Ah, aí eu me queimei, aí a pressão que era alta ficou altíssima, aí eu me indignei e, encolerizado, olhei o doutor-proíbe-tudo e disparei:
– Deixar de torcer pelo Clube Atlético Paranaense? Nunca! Jamais! Em tempo algum! Nem que seja pra salvar um inocente! Prefiro morrer a deixar de torcer pelo meu Furacão! E não é por causa de uma Hipertensão Moderada que eu vou deixar de lado o meu Furacão da Baixada (até rimou, perceberam?).
E depois disso, ainda vermelho por conta da pressão que foi a 17 por 11, fui me dirigindo à porta, louco pra sair daquele consultório. Durante o caminho de volta, vi que ao lado do diploma do doutor-mais-chato-que-panqueca-atropelada havia uma bandeira do coxa!
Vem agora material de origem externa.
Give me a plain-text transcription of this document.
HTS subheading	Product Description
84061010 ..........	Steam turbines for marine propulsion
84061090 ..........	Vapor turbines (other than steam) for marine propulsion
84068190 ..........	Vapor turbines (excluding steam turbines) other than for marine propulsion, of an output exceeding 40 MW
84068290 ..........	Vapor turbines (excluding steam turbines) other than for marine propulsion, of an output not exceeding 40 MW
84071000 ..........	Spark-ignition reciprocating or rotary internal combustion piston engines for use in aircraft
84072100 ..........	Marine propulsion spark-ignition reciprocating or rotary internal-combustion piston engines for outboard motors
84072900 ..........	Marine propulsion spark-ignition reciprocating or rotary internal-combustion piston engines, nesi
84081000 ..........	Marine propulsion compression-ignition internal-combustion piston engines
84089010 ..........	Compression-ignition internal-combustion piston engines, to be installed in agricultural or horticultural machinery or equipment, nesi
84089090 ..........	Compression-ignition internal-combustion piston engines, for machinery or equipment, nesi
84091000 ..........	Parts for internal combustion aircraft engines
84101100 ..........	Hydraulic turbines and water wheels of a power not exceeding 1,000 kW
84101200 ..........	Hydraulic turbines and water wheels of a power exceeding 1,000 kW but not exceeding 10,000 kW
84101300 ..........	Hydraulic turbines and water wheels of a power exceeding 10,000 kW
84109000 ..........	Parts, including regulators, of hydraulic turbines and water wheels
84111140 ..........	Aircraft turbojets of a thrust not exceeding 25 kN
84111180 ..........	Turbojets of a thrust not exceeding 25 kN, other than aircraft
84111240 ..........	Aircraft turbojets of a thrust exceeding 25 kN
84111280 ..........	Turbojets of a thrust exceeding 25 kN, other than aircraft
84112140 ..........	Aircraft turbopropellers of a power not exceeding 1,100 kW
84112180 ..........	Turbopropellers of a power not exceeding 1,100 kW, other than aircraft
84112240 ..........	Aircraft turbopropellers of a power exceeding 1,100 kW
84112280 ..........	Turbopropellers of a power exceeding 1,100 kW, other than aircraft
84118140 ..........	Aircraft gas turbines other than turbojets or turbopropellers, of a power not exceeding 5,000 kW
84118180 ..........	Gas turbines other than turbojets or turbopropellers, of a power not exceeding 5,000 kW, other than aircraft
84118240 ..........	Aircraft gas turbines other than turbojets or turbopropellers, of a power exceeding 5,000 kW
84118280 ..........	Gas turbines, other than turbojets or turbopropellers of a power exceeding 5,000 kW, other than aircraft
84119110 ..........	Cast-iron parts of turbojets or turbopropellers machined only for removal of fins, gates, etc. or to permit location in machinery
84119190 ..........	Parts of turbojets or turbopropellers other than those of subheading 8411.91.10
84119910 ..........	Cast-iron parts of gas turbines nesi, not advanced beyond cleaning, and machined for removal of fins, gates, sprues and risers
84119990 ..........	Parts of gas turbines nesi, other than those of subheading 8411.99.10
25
Uma bandeira do coxa!
Vendo aquilo, não me agüentei e me dirigi de novo ao doutor-HDL-LDL. Perguntei-lhe:
– Doutor, responda-me aí uma coisa! e já perguntei com ar de deboche, segurando o riso entredentes.
– Quê? retorquiu secamente o homem do estetoscópio.
– O senhor me disse que torcer pelo Atlético Paranaense faz a pressão aumentar, decerto por conta das inúmeras emoções proporcionadas pelos jogos importantes do Furacão na série A do brasileirão, certo?
– Certo.
– Torcer pelo Atlético Paranaense faz a pressão aumentar porque jogar a todo momento com o Santos, São Paulo, Cruzeiro é um desafio para o meu coraçãozinho tão enfermo de Hipertensão Moderada, que dirá disputando pau a pau os títulos com eles, certo?
– Certo! e ele já disse isso com cara de poucos amigos!
– Então, doutor, eu estava pensado: e se eu torcesse pro coxa, lá na série B, enfrentando times grandes como o Anapolina, o Barra do Garça, o XV de Valença, o Comercial de Jequié, o Treze-de-Quase-XV, será que minha pressão se rebaixava?
E logo que falei aquilo, o homem foi ficando vermelho, ficando vermelho, ficando vermelho e só não explodiu ali na minha frente porque conseguiu tirar do bolso dois comprimidos de Telmisartana e os tomou a seco, numa bocada só!
Início de ano é sempre igual: a gente faz um monte de promessas, que serão descumpridas ao longo dos doze meses; a gente deixa de fumar, durante os cinco primeiros dias de janeiro; a gente começa a caminhar na ciclovia, até que se sente meio ridículo metido naquele xortes de elástico frouxo; só uma coisa a gente não faz: deixar de torcer pelo Clube Atlético Paranaense, pois isso é pedir o impossível.